Sonnenstrahlen brechen eindrucksvoll durch eine dichte graue Wolkendecke und fallen auf die schroffe Steilkueste am ruhigen Meer, Rundbögen der Alsterarkaden erstrahlen in ihrem bekannten Weiß und spiegeln sich im Alsterfleet – das sind nur einige Motive der zeitgenoessischen gegenständlichen Malerei, die Galeristin Christa Block in der 150. Ausstellung zeigt.

150. Ausstellung eröffnet

Sonnenstrahlen brechen eindrucksvoll durch eine dichte graue Wolkendecke und fallen auf die schroffe Steilkueste am ruhigen Meer, Rundbögen der Alsterarkaden erstrahlen in ihrem bekannten Weiß und spiegeln sich im Alsterfleet – das sind nur einige Motive der zeitgenoessischen gegenständlichen Malerei, die Galeristin Christa Block in der 150. Ausstellung zeigt. Mit den Gemälden der norddeutschen Künstler Stefan Dobritz und Peter Witt präsentiert die Galerie im Elysée genau die Malerei in der Realismus-Tradition, die sie seit 1985 erfolgreich ausstellt und fördert.

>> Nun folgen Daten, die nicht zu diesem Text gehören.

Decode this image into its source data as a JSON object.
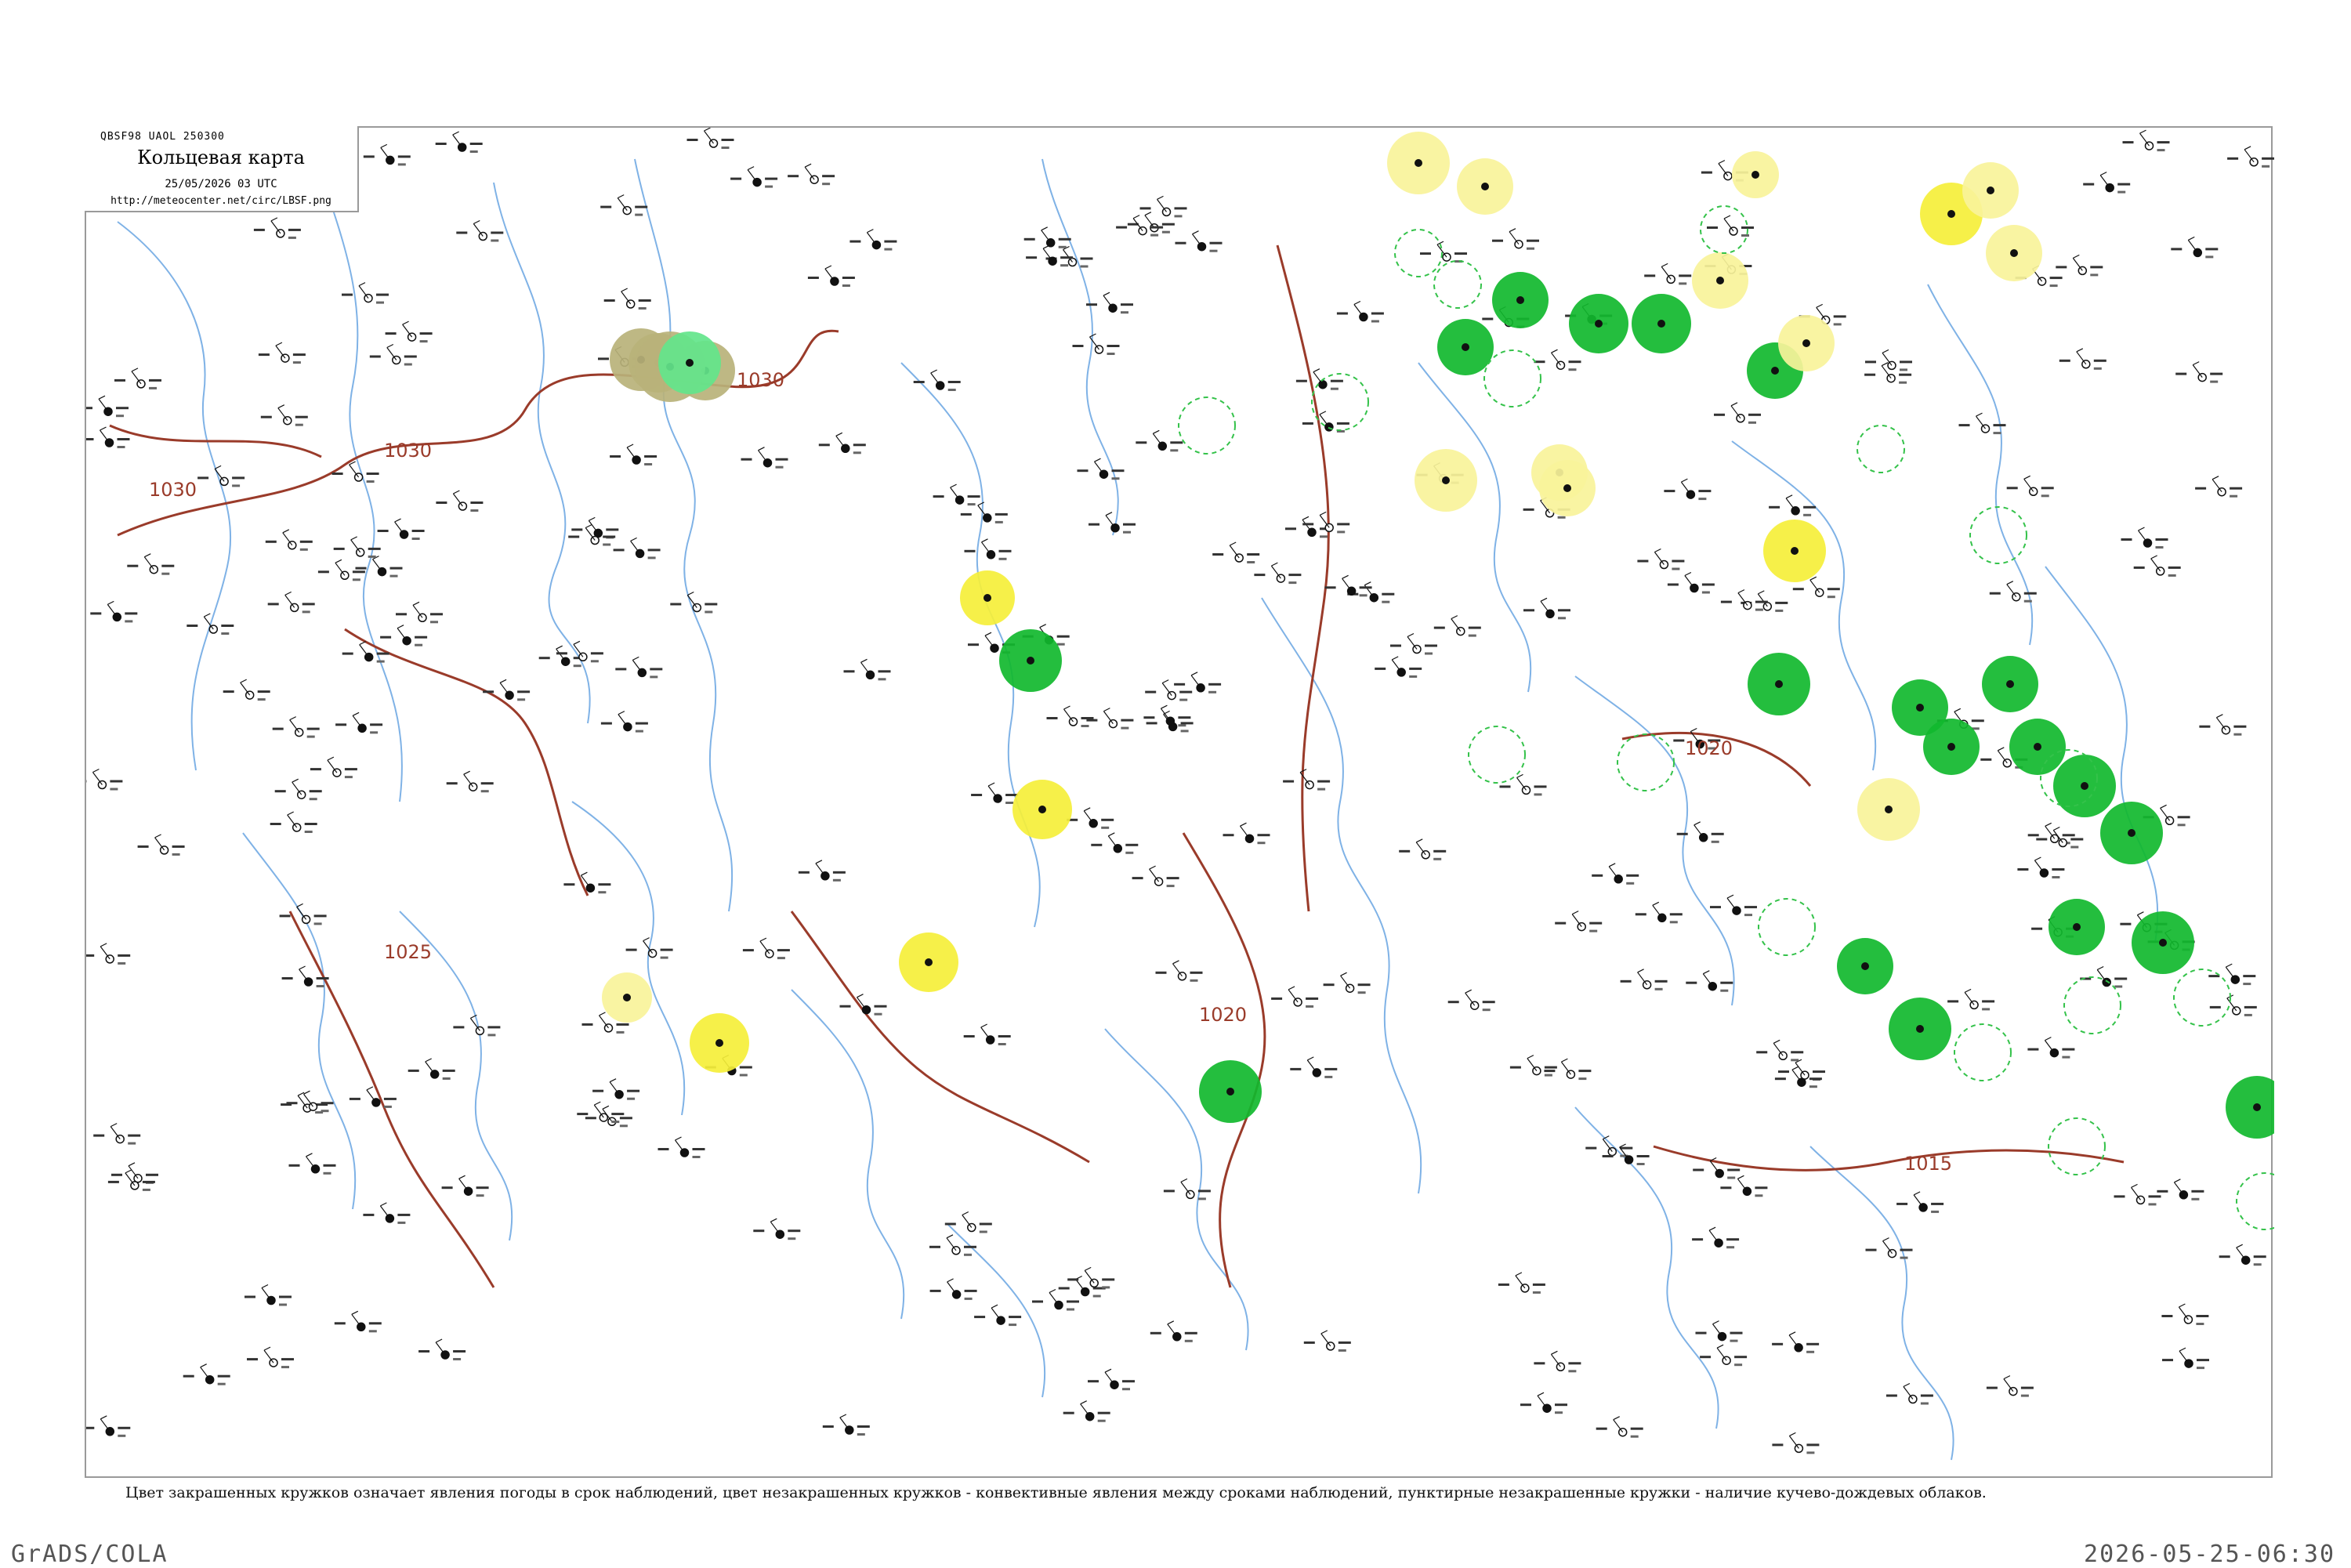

Mit der Galerie im Elysée hat Galeristin und Sammlerin Christa Block ein viel beachtetes Forum zur Kunstförderung in Hamburg und darüber hinaus geschaffen. Die Galerie fokussiert sich auf die bedeutenden Realismus-Traditionen des Nordens im 20. und 21. Jahrhundert und präsentiert dazu eine überzeugende Bandbreite stilistischer und thematischer Positionen. Für ihr Engagement rund um die bildende Kunst in Hamburg und Norddeutschland ist Christa Block im Jahr 2004 auch mit der Gustav Schiefler Medaille der Lichtwark Gesellschaft ausgezeichnet worden.

Anlässlich der Eröffnung der Jubiläumsausstellung sprach Senator Dr. Andreas Dressel, Präses der Finanzbehörde der Freien und Hansestadt Hamburg, ein Grußwort und würdigte den wichtigen Beitrag der Galerie zur Kunstförderung.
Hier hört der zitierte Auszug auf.